I know, I know - everyone’s still sipping their Pumpkin Spice Lattes and grumbling about Nutcracker rehearsals. Summer is soooooo far away! But summer intensive auditions? Are going to be here before you know it.
Here’s the breakdown: right now you’re starting to run Snow and thinking you’re never going to get through it without having a heart attack.You’re staring at the calendar and realizing you’re 4-6 weeks away from Nutcracker time and you are NEVER GOING TO BE READY! The weeks will fly by in a flurry of shoe-sewing and blister-popping; Nutcracker will be fabulous and you’ll weep when it closes (both happy and sad); you’ll surface for oxygen a few days later and stare in amazement at the fact that it’s really Christmas. Like, REALLY Christmas. You give yourself some down time (because you deserve it! No shop talk!) Then New Year’s Eve floats by and you drag yourself to the barre a few days later, only to realize with horror that the first summer intensive auditions are in, like, eight days. And you haven’t danced in a week. Ok, two weeks. Also? As you stare at the dates on the studio walls, you see that the two schools you’d vaguely decided to audition for are having auditions on the same day. In different places, natch.

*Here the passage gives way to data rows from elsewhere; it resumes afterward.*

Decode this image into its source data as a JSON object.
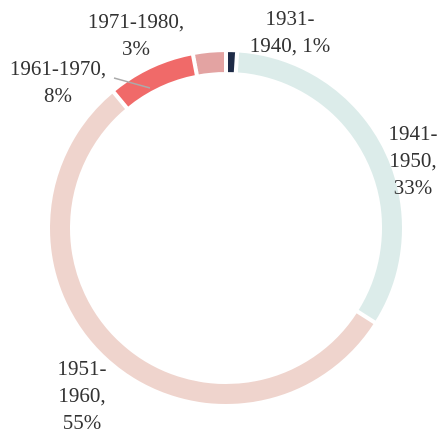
{
  "chart_data": {
    "type": "donut",
    "categories": [
      "1931-1940",
      "1941-1950",
      "1951-1960",
      "1961-1970",
      "1971-1980"
    ],
    "values": [
      1,
      33,
      55,
      8,
      3
    ],
    "value_labels": [
      "1%",
      "33%",
      "55%",
      "8%",
      "3%"
    ],
    "colors": [
      "#1e2b47",
      "#dcecea",
      "#efd4cd",
      "#f06a69",
      "#e3a3a2"
    ]
  }
}
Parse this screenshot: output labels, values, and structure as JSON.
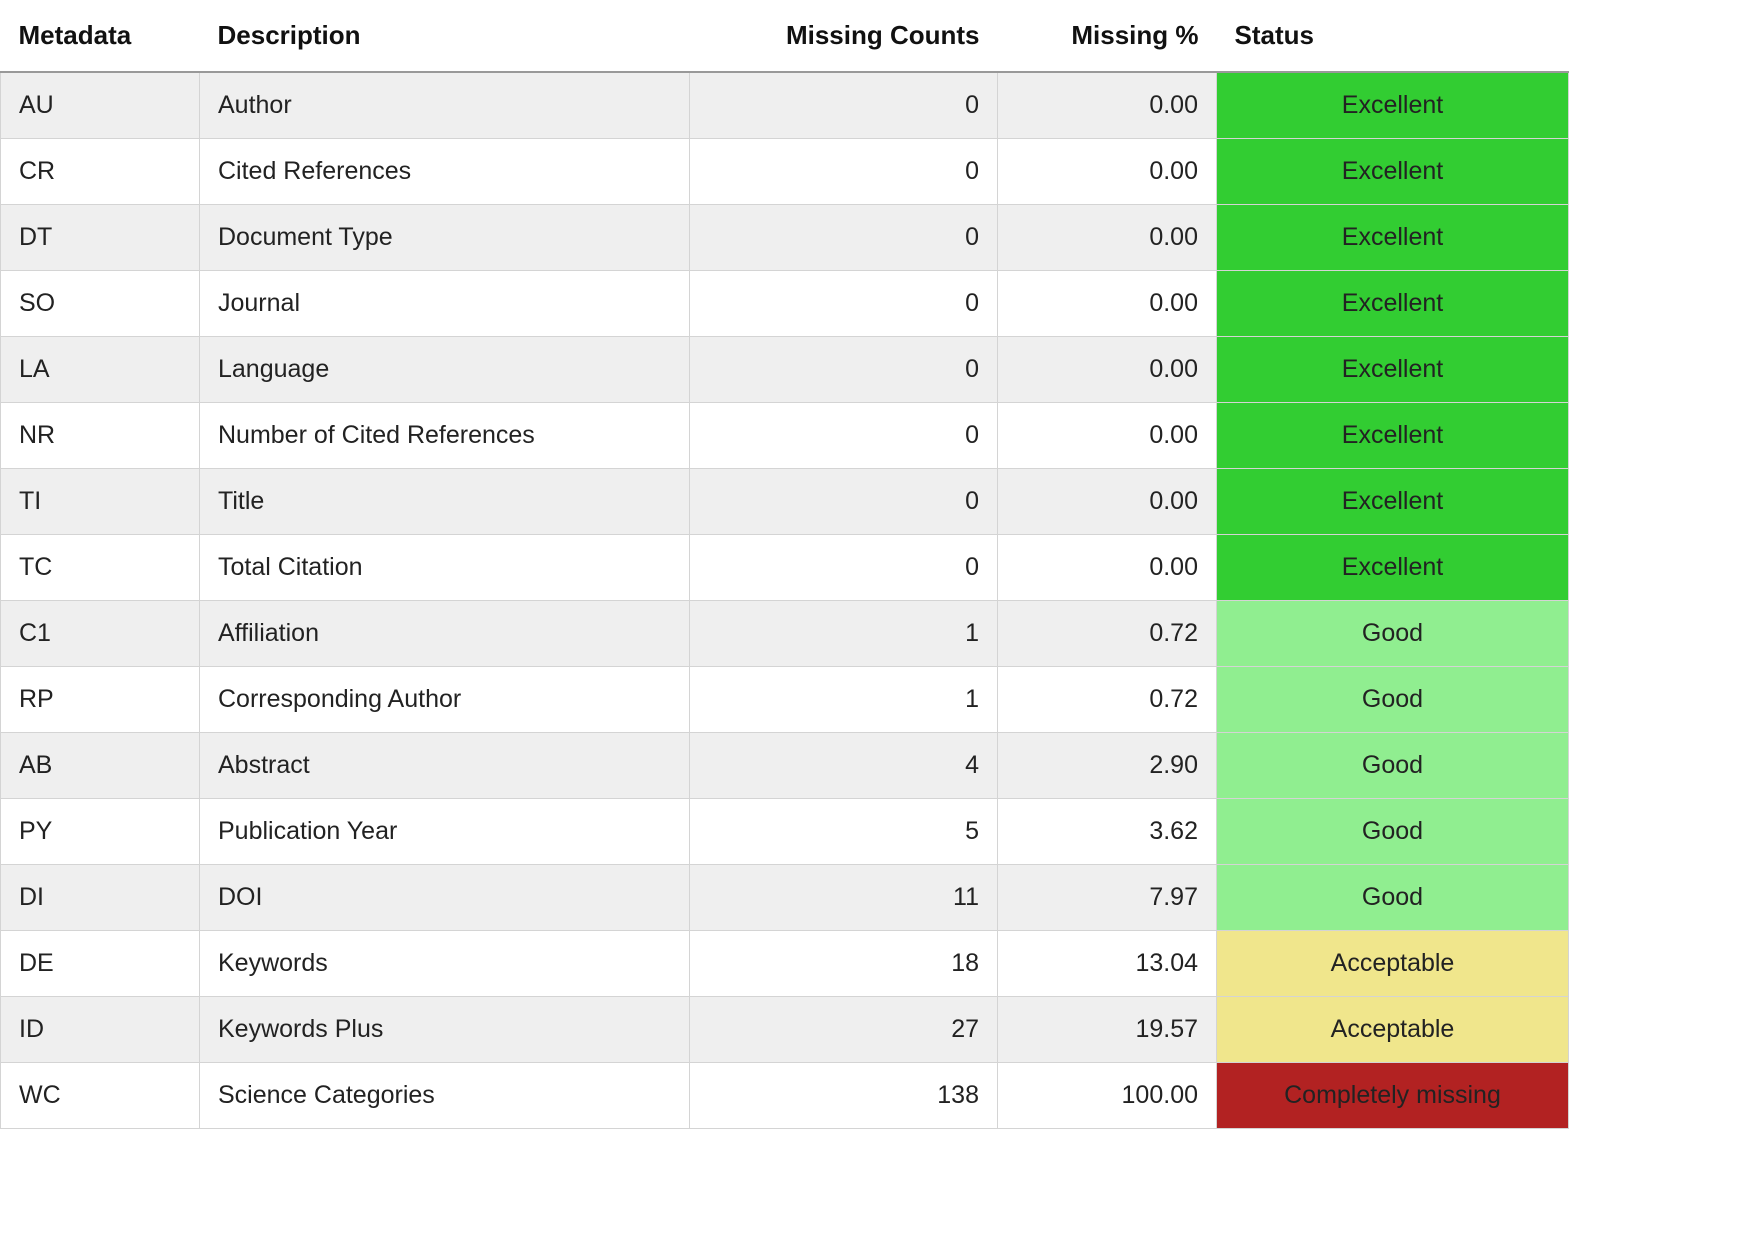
{
  "table": {
    "headers": {
      "metadata": "Metadata",
      "description": "Description",
      "missing_counts": "Missing Counts",
      "missing_pct": "Missing %",
      "status": "Status"
    },
    "rows": [
      {
        "metadata": "AU",
        "description": "Author",
        "missing_counts": "0",
        "missing_pct": "0.00",
        "status": "Excellent"
      },
      {
        "metadata": "CR",
        "description": "Cited References",
        "missing_counts": "0",
        "missing_pct": "0.00",
        "status": "Excellent"
      },
      {
        "metadata": "DT",
        "description": "Document Type",
        "missing_counts": "0",
        "missing_pct": "0.00",
        "status": "Excellent"
      },
      {
        "metadata": "SO",
        "description": "Journal",
        "missing_counts": "0",
        "missing_pct": "0.00",
        "status": "Excellent"
      },
      {
        "metadata": "LA",
        "description": "Language",
        "missing_counts": "0",
        "missing_pct": "0.00",
        "status": "Excellent"
      },
      {
        "metadata": "NR",
        "description": "Number of Cited References",
        "missing_counts": "0",
        "missing_pct": "0.00",
        "status": "Excellent"
      },
      {
        "metadata": "TI",
        "description": "Title",
        "missing_counts": "0",
        "missing_pct": "0.00",
        "status": "Excellent"
      },
      {
        "metadata": "TC",
        "description": "Total Citation",
        "missing_counts": "0",
        "missing_pct": "0.00",
        "status": "Excellent"
      },
      {
        "metadata": "C1",
        "description": "Affiliation",
        "missing_counts": "1",
        "missing_pct": "0.72",
        "status": "Good"
      },
      {
        "metadata": "RP",
        "description": "Corresponding Author",
        "missing_counts": "1",
        "missing_pct": "0.72",
        "status": "Good"
      },
      {
        "metadata": "AB",
        "description": "Abstract",
        "missing_counts": "4",
        "missing_pct": "2.90",
        "status": "Good"
      },
      {
        "metadata": "PY",
        "description": "Publication Year",
        "missing_counts": "5",
        "missing_pct": "3.62",
        "status": "Good"
      },
      {
        "metadata": "DI",
        "description": "DOI",
        "missing_counts": "11",
        "missing_pct": "7.97",
        "status": "Good"
      },
      {
        "metadata": "DE",
        "description": "Keywords",
        "missing_counts": "18",
        "missing_pct": "13.04",
        "status": "Acceptable"
      },
      {
        "metadata": "ID",
        "description": "Keywords Plus",
        "missing_counts": "27",
        "missing_pct": "19.57",
        "status": "Acceptable"
      },
      {
        "metadata": "WC",
        "description": "Science Categories",
        "missing_counts": "138",
        "missing_pct": "100.00",
        "status": "Completely missing"
      }
    ]
  },
  "status_colors": {
    "Excellent": "#32cd32",
    "Good": "#90ee90",
    "Acceptable": "#f0e68c",
    "Completely missing": "#b22222"
  }
}
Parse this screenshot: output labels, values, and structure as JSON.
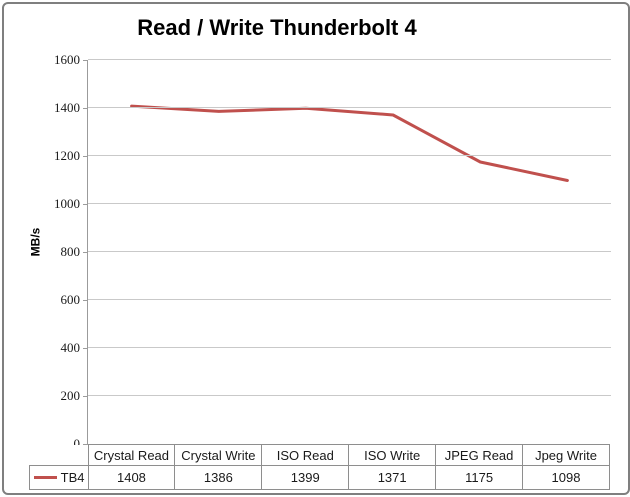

So let’s put a little time into strategizing for next summer NOW, and save ourselves some heart palpitations, m’kay? I’m not saying you need to commit to anything now. A lot can change between October and June: you may quit dance altogether; family finances may take a significant change and your options become very different; you might improve exponentially over the year and discover a whole new wealth of options available to you by June. But in general, we can think through some things and make an audition plan. Let’s get started.
Speak with your family about options. Find out what your parents are thinking so you can move forward together. Are finances an issue? Start planning now for ways to help raise funds. Are they concerned about letting you go away on your own? Ask - and work towards- how you can show them you’re ready to be more independent. Are they assuming you are going to college, and you want to try your luck with a company? Talk about compromises, like a PD program, a trainee position, or using a summer experience to audition for a company while still applying to schools. A respectful conversation with the family now will avoid tears and shock in February when you find out you’re not on the same page.
Get input from your mentors. Talk to the teachers who see you every day, as well as the studio owners and company directors. Speak to your private coaches and trainers and find out where they think you are right now. Do they see you staying home for a summer to work on specific things? Are they thinking you’d benefit from a summer at a small, specialized intensive like CPYB? Or do they think you’re ready to try for the big schools like ABT or PNB, to push yourself on a bigger stage? Getting input from people who know your strengths - and weaknesses - will help you see yourself as potential auditors might.
Take a moment to think about what you really want. Are you dying to go somewhere out of state just to try out more independence? Do you want to go to a specific intensive because your friend went last summer and came home aMAZing? Are you considering applying to, say, UNCSA, so you’d like to try a summer there and see what it’s like? Think through what you really want out of the summer - and why. Be honest with yourself! If you’re interested in contemporary dance, now’s the time to speak with your modern teacher and get names of some contemporary intensives. Thinking of choreographing? Some intensives are geared towards nurturing student choreographers! Dig in and find options.
Sit down with a calendar and figure it out. If you’re casting a wide net, this can be important! I live in the Dallas area and help my dancers figure out where and when to audition. That might mean auditioning one weekend in Dallas, driving to Austin the next weekend, and doing two auditions in Houston the weekend after that. Not everyone will come to your home town, and some might come on the same day as YAGP or another audition - you need to figure out options to make sure your top choices make the calendar cut.
Finally, plan out any video submissions. If you can’t make it to auditions - or if your place of choice doesn’t do live auditions - don’t leave your audition submission until the last minute. Gather the information and requirements, find a teacher to help you put it together, and make a plan for content, deadlines, etc. You do NOT want to be the dancer throwing together a video two hours before the submission deadline, after you haven’t danced for a week. Trust me - we can all spot that dancer. It’s not pretty.
Stressed out yet?
Listen, that’s why we’re doing this now, right? Truthfully, I’ve been discussing summer options with the dancers I coach privately since September. We start turning over options, doing research into schools, defining our goals and hopes, figuring out a few paths that might be the most helpful this coming summer. By chatting about it a bit each week, we manage to lay down a few pieces at a time of a very large puzzle, until spring comes - and acceptance letters -and the picture is beautifully clear. With a little planning on your part, summer intensive auditions will be stress-free.
Yeah, I’m lying, they’re still stressful. But, you know, less so.